Son günlerin tartışılan ismi Yılmaz Güney’i, bir de yapımcısı Abdurrahman Keskiner’den dinlemek istedim. Çünkü, Güney’in genel vekaletname verdiği Keskiner, sanatçıya yıllarca muhasebeci, şoför, prodüktör, yapımcı, sırdaş ve yoldaşlık yapan ‘kara kutusu’ydu... Güney’in, “Apo, beni onunla evlendir” dediği, eşi Fatoş Güney yanlarından ayrıldığı bir anda, “Nebahat (Çehre) ne yapıyor?” diye sorup, “Benim için ona sahip çık” diyecek kadar güvendiği biri o. Yakında çıkacak anı kitabında Yılmaz Güney’in hiç yayınlanmamış 22 mektubuna yer veren Keskiner’i, ‘Magazin Noteri’nin canlı yayınında ağırladım.
Murathan Mungan’ın sanatçı için yazdıklarına Farah Zeynep Abdullah’tan gelen itirazla başlayan ve “Yılmaz Güney, Kürt diye taşlanıyor”a evrilen tartışmayı sorduğum Keskiner, ilginç bir gerçeği ilk kez açıkladı. Keskiner, sanatçının Fransa’ya gittikten sonra ‘Kürtçü’ olduğunu söyledi ve Cannes’da bir anısını şöyle anlattı:
“1965-1971 arası beraberdik, o dönemde Yılmaz Güney’in hiç Kürtçülük mevzusu yoktu. 1982’de Cannes Film Festivali’nde Yılmaz’ın ‘Yol’ filminin gösterileceğini öğrendim. Galasına gittim. Filmdeki haritada Kürdistan yazısı vardı. Ertesi gün Yılmaz’la film standında buluştuk. Tüm randevularını iptal etti ve 3-4 saat konuştuk. Fatoş (Güney) da vardı yanında... Orada da dedim, ‘Abi şu filmin içinde Kürdistan olmasa da Türkiye’de de gösterilse olmaz mıydı?’
Yılmaz, ‘Apo, ne sen sor, ne ben anlatayım... Onu koymak mecburiyetindeydim’ dedi.
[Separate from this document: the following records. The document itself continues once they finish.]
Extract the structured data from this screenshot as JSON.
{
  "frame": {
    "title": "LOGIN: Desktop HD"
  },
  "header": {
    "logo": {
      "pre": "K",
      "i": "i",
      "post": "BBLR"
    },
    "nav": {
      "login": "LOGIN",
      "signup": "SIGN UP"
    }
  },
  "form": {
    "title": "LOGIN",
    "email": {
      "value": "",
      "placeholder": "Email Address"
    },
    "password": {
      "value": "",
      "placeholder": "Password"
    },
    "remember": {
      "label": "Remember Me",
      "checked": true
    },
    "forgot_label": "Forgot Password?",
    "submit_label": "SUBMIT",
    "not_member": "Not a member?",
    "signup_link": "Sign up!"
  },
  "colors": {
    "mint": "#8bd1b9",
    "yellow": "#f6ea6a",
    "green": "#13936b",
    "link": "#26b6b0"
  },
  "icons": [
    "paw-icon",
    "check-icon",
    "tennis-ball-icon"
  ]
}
Tabii, Fransa’ya gittiğinde François Mitterrand (1981-1995 yılları arasındaki Fransa Başbakanı) ile eşi Danielle Mitterrand, Yılmaz’a sahip çıktı ve ona Kürt Enstitüsü’nü kurdurdular.”
Geçmiş olsun Nazan Öncel
5 Eylül’de tansiyonu 22’ye çıktıktan sonra baygın olarak hastaneye kaldırılan, gördüğü tedavinin ardından sigaraya veda eden Nazan Öncel, 19 Eylül’de ise ölümden kıl payı kurtuldu. Ünlü söz yazarı, besteci ve yorumcu, nasıl bir badire atlattığını sosyal medyasından sevenlerine şöyle açıkladı:
“Biraz hava alayım diye bahçeye çıkayım dedim, çıkar çıkmaz benim orta katın balkonundaki koca saksı başımı sıyırıp, omzuma çarparak yere düştü. Görünmez kaza işte... O adımı atmasaydım belki de, ‘Nazan Öncel başına düşen saksı yüzünden Niyazi oldu’ diye, yazılıp çizilecekti. Hayat bir pamuk ipliğine bağlı... ‘İyi ki de varsın’ diyenleriniz çok olsun; güzel bakın kendinize.”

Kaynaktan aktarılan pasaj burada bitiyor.